A widowed bar hostess (Hideko Takamine) struggling to survive in post-war Japan must decide whether to remarry or open an establishment of her own.
- Character Studies
- Feminism and Women’s Issues
- Japanese Films
- Widows and Widowers
Only two of little-known Japanese director Mikio Naruse’s films (Late Chrysanthemums  and Floating Clouds ) are listed in Peary’s book, but this later Naruse movie remains must-see viewing as well. Widowed Keiko (Takamine) — approaching thirty (!) — is stuck in a dead-end job with little chance to move “up”. While in the midst of seriously considering opening her own bar, she witnesses her “rival” trying the same thing and failing miserably — and, though a married male suitor is willing to loan Keiko money in return for “favors”, Keiko refuses to compromise herself. Having made a vow of lifelong loyalty to her dead husband, she’s remained celibate since his death, and is unable to act upon her desire for romance (or sex) without guilt; when she finally does give in to men’s solicitations (twice), she’s badly burnt both times. Despite its decidedly grim storyline, however, When a Woman… remains eminently watchable, thanks in large part to Takamine’s sensitive portrayal as Keiko: she manages to exude both integrity and vulnerability at once, making us believe she’ll be alright despite the odds against her.

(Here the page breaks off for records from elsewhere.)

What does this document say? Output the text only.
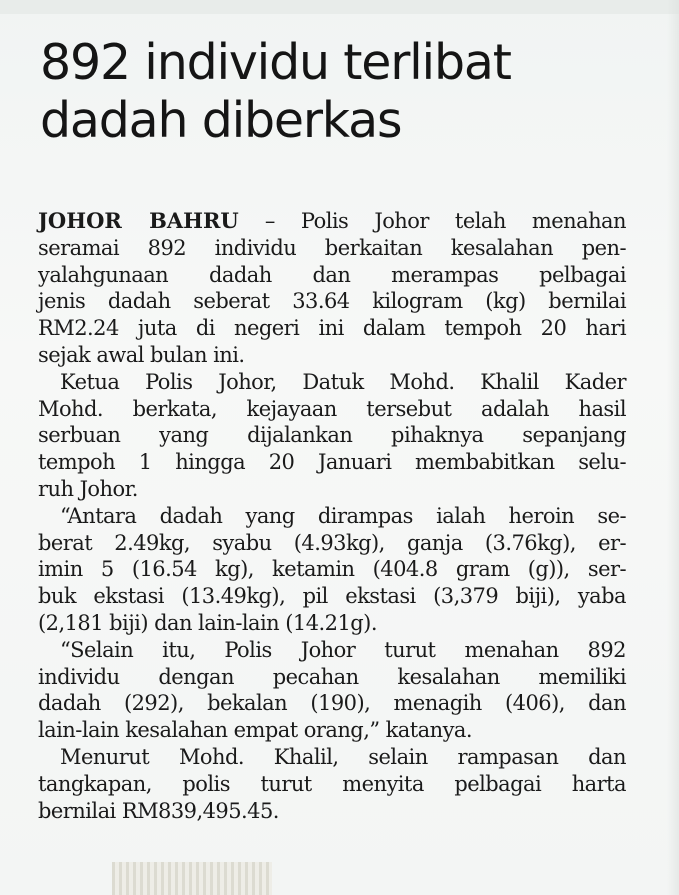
892 individu terlibat
dadah diberkas

JOHOR BAHRU – Polis Johor telah menahan
seramai 892 individu berkaitan kesalahan pen-
yalahgunaan dadah dan merampas pelbagai
jenis dadah seberat 33.64 kilogram (kg) bernilai
RM2.24 juta di negeri ini dalam tempoh 20 hari
sejak awal bulan ini.

Ketua Polis Johor, Datuk Mohd. Khalil Kader
Mohd. berkata, kejayaan tersebut adalah hasil
serbuan yang dijalankan pihaknya sepanjang
tempoh 1 hingga 20 Januari membabitkan selu-
ruh Johor.

“Antara dadah yang dirampas ialah heroin se-
berat 2.49kg, syabu (4.93kg), ganja (3.76kg), er-
imin 5 (16.54 kg), ketamin (404.8 gram (g)), ser-
buk ekstasi (13.49kg), pil ekstasi (3,379 biji), yaba
(2,181 biji) dan lain-lain (14.21g).

“Selain itu, Polis Johor turut menahan 892
individu dengan pecahan kesalahan memiliki
dadah (292), bekalan (190), menagih (406), dan
lain-lain kesalahan empat orang,” katanya.

Menurut Mohd. Khalil, selain rampasan dan
tangkapan, polis turut menyita pelbagai harta
bernilai RM839,495.45.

P.S. When a Woman… evokes Mizoguchi’s post-war work — particularly A Geisha (1953) and Street of Shame (1955) — but with a decidedly “jazzy” twist, thanks to Toshiro Mayuzumi’s xylophone-heavy score and Satoshi Chuko’s “modern” interiors.
Redeeming Qualities and Moments:
- Hideko Takamine as Keiko
- Masayuki Mori as Keiko’s married love interest
- Tatsuya Nakadai as Kenichi Komatsu
- Daisuke Kato as Keiko’s roly-poly suitor
- Masao Tamai’s gorgeous b&w cinematography
- A devastating look at female survival in a patriarchal society
- Toshiro Mayuzumi’s jazzy score
Yes. This unsung masterpiece should definitely be seen by all film fanatics.